The letter I'd been given said to report to an address in Southwest D.C., which turned out to be an old building in a factory district. The windows were boarded-up, and above the door was a sign with the faded word, “Brewery,” barely still visible. I rang the bell.

A plainly-dressed man opened the door. “Come in and follow me,” he said. We came to a warehouse space in which an office section had been built out of plywood. Facing me were a group of men, all in civilian clothes.

After each person reviewed my papers and questioned me about the basic training I had so far received, I was shuttled outside to a waiting Army staff car. A 10-mile journey followed, northwest, to Washington D. C.'s Congressional Country Club. This would be my home for the next six months.


Congressional Country Club, Washington D.C.

Along with other enlisted men like me, I lived in an eight-man tent, over a wooden platform along the driveway that led to the club building itself. The second floor of that structure, which before the war were overnight residences of the country club members, were the officers' quarters. African-Americans were housed down in the basement, in what was called “the black section.”

Our training over the next weeks and months covered a variety of subjects and skills. Things such as how to disable vehicles, and how to create explosives out of commonly-available materials. Lessons in the art of penetrating the enemy, map reading, topography, message encoding, and, for those gifted among us, telegraphy.

Outdoors, in what had up until recently been a 36-hole golf course, we learned to use pistols, .45 caliber automatic rifles, Thompson sub-machine guns, and my personal favorite, the carbine. Hand-to-hand combat and knife skills were taught to us by an Englishman, a Major Fairburn. The Major had been the Chief of Police in Shanghai, China, prior to the war.

Congressional Country Club was great for our training, and a beautiful place, to boot. The card and billiard rooms were oak-paneled, the food was the best, and during our leisure time we had the use of a large swimming pool. Of course, the city of Washington, with its sightseeing opportunities and its women, was just an hour ride away. However, being so young and looking it, and having no experience, I didn't do too well with the women. My batting average was about zero in that regard.

The six months of training ended, and it was time for assignments. With eleven others, I was placed into what was termed the “JED” group, and given the job title of Medic and Demolitions Helper. Right at this time, however, I became sick, and was pulled from the group, a replacement taking what was to have been my spot.
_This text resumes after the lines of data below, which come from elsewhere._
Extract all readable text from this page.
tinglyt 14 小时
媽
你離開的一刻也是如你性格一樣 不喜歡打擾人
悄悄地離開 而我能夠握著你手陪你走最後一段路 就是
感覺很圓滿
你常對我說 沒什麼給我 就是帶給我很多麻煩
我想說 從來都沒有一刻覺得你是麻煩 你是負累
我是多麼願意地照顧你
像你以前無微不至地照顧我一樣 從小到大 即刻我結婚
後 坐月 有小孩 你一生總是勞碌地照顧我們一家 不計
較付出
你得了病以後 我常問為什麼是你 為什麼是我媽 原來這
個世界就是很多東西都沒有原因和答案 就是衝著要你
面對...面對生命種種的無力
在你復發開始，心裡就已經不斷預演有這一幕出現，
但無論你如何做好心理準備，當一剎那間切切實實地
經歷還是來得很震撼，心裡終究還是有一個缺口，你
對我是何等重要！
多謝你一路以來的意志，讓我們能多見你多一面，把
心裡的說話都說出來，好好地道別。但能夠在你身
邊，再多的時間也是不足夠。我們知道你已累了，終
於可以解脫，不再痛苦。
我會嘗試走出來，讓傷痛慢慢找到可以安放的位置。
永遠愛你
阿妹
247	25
The JEDs were shipped out, and dropped into Norway, where a “quisling,” a Norwegian traitor, gave them up to the Germans, who summarily executed the entire group.


Members of a JED or “Jedburgh” special operations group

As soon as I recovered from my illness, I was ordered to report to the Commanding Officer.
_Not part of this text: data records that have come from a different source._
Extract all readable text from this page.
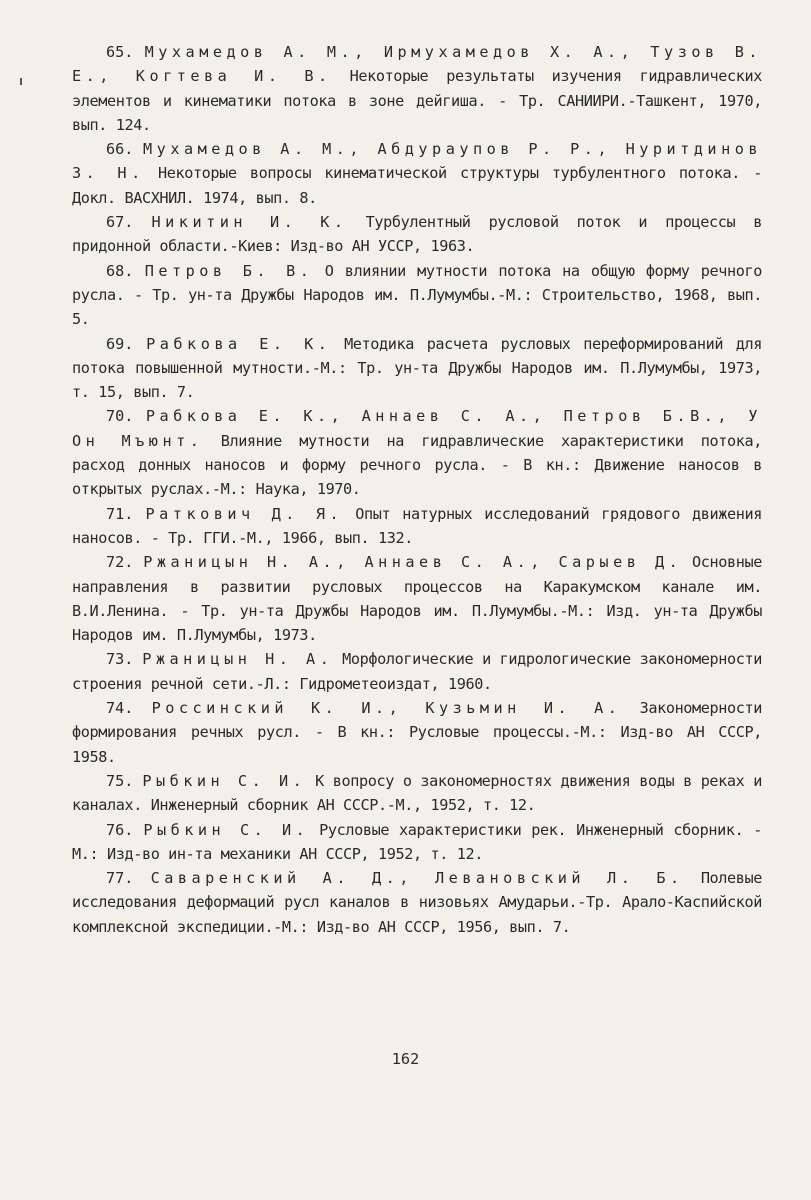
65. Мухамедов А. М., Ирмухамедов Х. А., Тузов В. Е., Когтева И. В. Некоторые результаты изучения гидравлических элементов и кинематики потока в зоне дейгиша. - Тр. САНИИРИ.-Ташкент, 1970, вып. 124.

66. Мухамедов А. М., Абдураупов Р. Р., Нуритдинов З. Н. Некоторые вопросы кинематической структуры турбулентного потока. - Докл. ВАСХНИЛ. 1974, вып. 8.

67. Никитин И. К. Турбулентный русловой поток и процессы в придонной области.-Киев: Изд-во АН УССР, 1963.

68. Петров Б. В. О влиянии мутности потока на общую форму речного русла. - Тр. ун-та Дружбы Народов им. П.Лумумбы.-М.: Строительство, 1968, вып. 5.

69. Рабкова Е. К. Методика расчета русловых переформирований для потока повышенной мутности.-М.: Тр. ун-та Дружбы Народов им. П.Лумумбы, 1973, т. 15, вып. 7.

70. Рабкова Е. К., Аннаев С. А., Петров Б.В., У Он Мъюнт. Влияние мутности на гидравлические характеристики потока, расход донных наносов и форму речного русла. - В кн.: Движение наносов в открытых руслах.-М.: Наука, 1970.

71. Раткович Д. Я. Опыт натурных исследований грядового движения наносов. - Тр. ГГИ.-М., 1966, вып. 132.

72. Ржаницын Н. А., Аннаев С. А., Сарыев Д. Основные направления в развитии русловых процессов на Каракумском канале им. В.И.Ленина. - Тр. ун-та Дружбы Народов им. П.Лумумбы.-М.: Изд. ун-та Дружбы Народов им. П.Лумумбы, 1973.

73. Ржаницын Н. А. Морфологические и гидрологические закономерности строения речной сети.-Л.: Гидрометеоиздат, 1960.

74. Россинский К. И., Кузьмин И. А. Закономерности формирования речных русл. - В кн.: Русловые процессы.-М.: Изд-во АН СССР, 1958.

75. Рыбкин С. И. К вопросу о закономерностях движения воды в реках и каналах. Инженерный сборник АН СССР.-М., 1952, т. 12.

76. Рыбкин С. И. Русловые характеристики рек. Инженерный сборник. - М.: Изд-во ин-та механики АН СССР, 1952, т. 12.

77. Саваренский А. Д., Левановский Л. Б. Полевые исследования деформаций русл каналов в низовьях Амударьи.-Тр. Арало-Каспийской комплексной экспедиции.-М.: Изд-во АН СССР, 1956, вып. 7.

162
“How old are you?” were his first words to me. I was wise enough to realize, from the C.O.'s tone and demeanor, that it was best to be truthful.

“I am 16, sir,” I answered.

“Wait outside,” he replied.

I sat nervously in the outer office, awaiting an immediate discharge from the service, or worse.
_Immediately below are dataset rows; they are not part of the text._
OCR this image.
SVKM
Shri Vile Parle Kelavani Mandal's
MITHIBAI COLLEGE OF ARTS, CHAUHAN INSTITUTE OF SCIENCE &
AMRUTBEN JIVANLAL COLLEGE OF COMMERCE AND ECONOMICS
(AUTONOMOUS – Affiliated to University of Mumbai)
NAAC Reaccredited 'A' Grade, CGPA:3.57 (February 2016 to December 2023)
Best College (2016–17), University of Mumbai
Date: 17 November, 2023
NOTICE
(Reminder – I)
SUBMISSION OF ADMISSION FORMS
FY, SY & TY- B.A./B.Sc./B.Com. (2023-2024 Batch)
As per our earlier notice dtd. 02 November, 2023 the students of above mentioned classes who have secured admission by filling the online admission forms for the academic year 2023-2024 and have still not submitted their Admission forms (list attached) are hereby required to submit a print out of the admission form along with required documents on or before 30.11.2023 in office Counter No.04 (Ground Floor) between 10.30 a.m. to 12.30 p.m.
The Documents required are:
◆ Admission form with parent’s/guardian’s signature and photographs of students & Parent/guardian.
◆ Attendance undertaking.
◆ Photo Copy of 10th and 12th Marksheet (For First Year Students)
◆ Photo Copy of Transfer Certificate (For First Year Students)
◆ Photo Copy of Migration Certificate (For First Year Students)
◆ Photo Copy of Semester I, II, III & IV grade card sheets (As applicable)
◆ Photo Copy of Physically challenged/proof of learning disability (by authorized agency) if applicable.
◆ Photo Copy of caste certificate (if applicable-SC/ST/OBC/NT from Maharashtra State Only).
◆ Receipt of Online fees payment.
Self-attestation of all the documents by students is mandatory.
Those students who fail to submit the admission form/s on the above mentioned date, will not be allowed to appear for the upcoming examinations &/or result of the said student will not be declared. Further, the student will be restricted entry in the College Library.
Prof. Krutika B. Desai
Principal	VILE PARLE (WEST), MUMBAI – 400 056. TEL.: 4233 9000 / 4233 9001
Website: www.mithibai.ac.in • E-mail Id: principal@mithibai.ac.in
The door opened, and I stood as the C.O. approached me. “Report back to duty.” He turned and walked away.

Nothing more ever came of the incident and, to my knowledge, no one else besides the C.O. from that day forward would ever know what my true age was.

As I found out later on, the FBI, a few days earlier, had visited my mom back in Chicago to perform a background check—a requirement due to the nature of the operations I was to be involved with. Mom, however, let it slip somehow that I was only 16, and the bureau included this fact in a report sent to the Army C.O.

My conclusion as to the reason I wasn't discharged was because simply, by that time, I knew too much. It was safer to keep me in, than to put me out.

And exactly what it was that I was now in was something they called the OSS—the newly-formed Office of Strategic Services.


Office of Strategic Services (OSS) training film, directed by John Ford (Stagecoach, Sands of Iwo Jima, etc.)